Dancers entertain a Mercy group and other guests at a dinner hosted by the mayor of Kigali.

Gebhart said the participants decided they would be most useful in helping the Rwandan hospitals improve their management and operational procedures.

Among the problems they encountered, he said, were inconsistencies in language in hospital records. Many charts had entries in English, French and the Bantu language spoken by most Rwandans.

Mercy participants gathered ideas for improvements in procedures, including agreeing to use a single language for medical charts. (Nkuranga said there has been no decision yet on a charting language.) All told, they developed about 100 recommendations for ways in which hospital personnel in Kigali could improve management.

A third, smaller Mercy delegation returned to Rwanda in 2014 for follow-up. Ever since, hospital personnel have been working by telephone and email with their peers in Rwanda to put the recommendations into practice.

Nkuranga is in the middle of that work, both because he is bilingual and because of his goal of returning to Rwanda.
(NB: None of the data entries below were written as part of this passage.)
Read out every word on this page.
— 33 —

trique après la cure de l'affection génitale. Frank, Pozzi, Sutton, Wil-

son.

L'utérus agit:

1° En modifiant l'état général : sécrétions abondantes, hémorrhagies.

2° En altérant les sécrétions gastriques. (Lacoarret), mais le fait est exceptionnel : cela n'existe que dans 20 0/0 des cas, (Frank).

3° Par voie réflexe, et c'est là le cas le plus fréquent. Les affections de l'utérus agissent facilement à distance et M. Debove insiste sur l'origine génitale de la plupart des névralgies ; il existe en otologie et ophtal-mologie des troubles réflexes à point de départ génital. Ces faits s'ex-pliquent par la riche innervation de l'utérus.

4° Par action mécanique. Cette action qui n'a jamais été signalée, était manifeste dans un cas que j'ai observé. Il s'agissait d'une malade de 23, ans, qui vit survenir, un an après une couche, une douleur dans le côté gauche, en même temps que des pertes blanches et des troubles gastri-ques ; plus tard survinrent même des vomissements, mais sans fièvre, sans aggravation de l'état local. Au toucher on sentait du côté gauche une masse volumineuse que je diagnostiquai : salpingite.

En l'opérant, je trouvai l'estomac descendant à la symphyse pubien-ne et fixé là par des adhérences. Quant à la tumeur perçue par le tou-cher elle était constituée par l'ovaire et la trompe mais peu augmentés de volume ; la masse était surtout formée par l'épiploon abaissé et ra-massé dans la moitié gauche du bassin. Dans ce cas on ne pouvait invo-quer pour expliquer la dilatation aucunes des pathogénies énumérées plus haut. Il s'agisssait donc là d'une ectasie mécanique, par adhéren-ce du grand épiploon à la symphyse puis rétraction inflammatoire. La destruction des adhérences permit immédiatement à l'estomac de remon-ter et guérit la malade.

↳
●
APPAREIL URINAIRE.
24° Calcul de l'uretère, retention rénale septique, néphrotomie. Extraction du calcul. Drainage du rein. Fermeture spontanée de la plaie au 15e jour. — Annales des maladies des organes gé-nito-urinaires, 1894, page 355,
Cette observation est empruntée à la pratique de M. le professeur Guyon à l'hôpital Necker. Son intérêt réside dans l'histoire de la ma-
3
Much of his efforts this year have been on the details of the telemedicine system.

"This is a great opportunity for Mercy to follow the healing ministry of Jesus and improve health care for a desperate people," he said. "We can establish links so that people here can exchange ideas in their fields and offer care to Rwanda."

He said the visits to Rwanda allowed personnel from Mercy to better understand his country's challenges and experience its beauty. He said he led them on visits to churches and to memorials to the genocide.

Pervasive poverty, hunger
One Mercy team member from the group in 2013 offered an observation during an employee assembly after the group returned home. Jamie Campbell, a nurse, recalled an exchange with a nurse/midwife named April. Campbell said they were reviewing a chart. "April was helping me because most of the chart was written in French and needed to be translated. As we were talking she looked at me and said, 'I know our workers sometimes seem unmotivated, but please understand they come to work hungry. Sometimes they have not had a meal for a day or two …'"


Mercy Clinic’s Dr. Jeff Reames, third from right, views an electronic health record at Rwanda Military Hospital in Kigali.

Testimonials such as Campbell's, which also was posted on the hospital website, help to explain employee enthusiasm for helping Rwanda, Gebhart said. Many have volunteered to travel to Rwanda as needed. The forums after the trips, such as the one when Campbell told her story, are well-attended.

"I hear a lot about how the employees are proud to work for an organization that would commit to an effort like this," Gebhart said. "They are part of helping a country get back on its feet."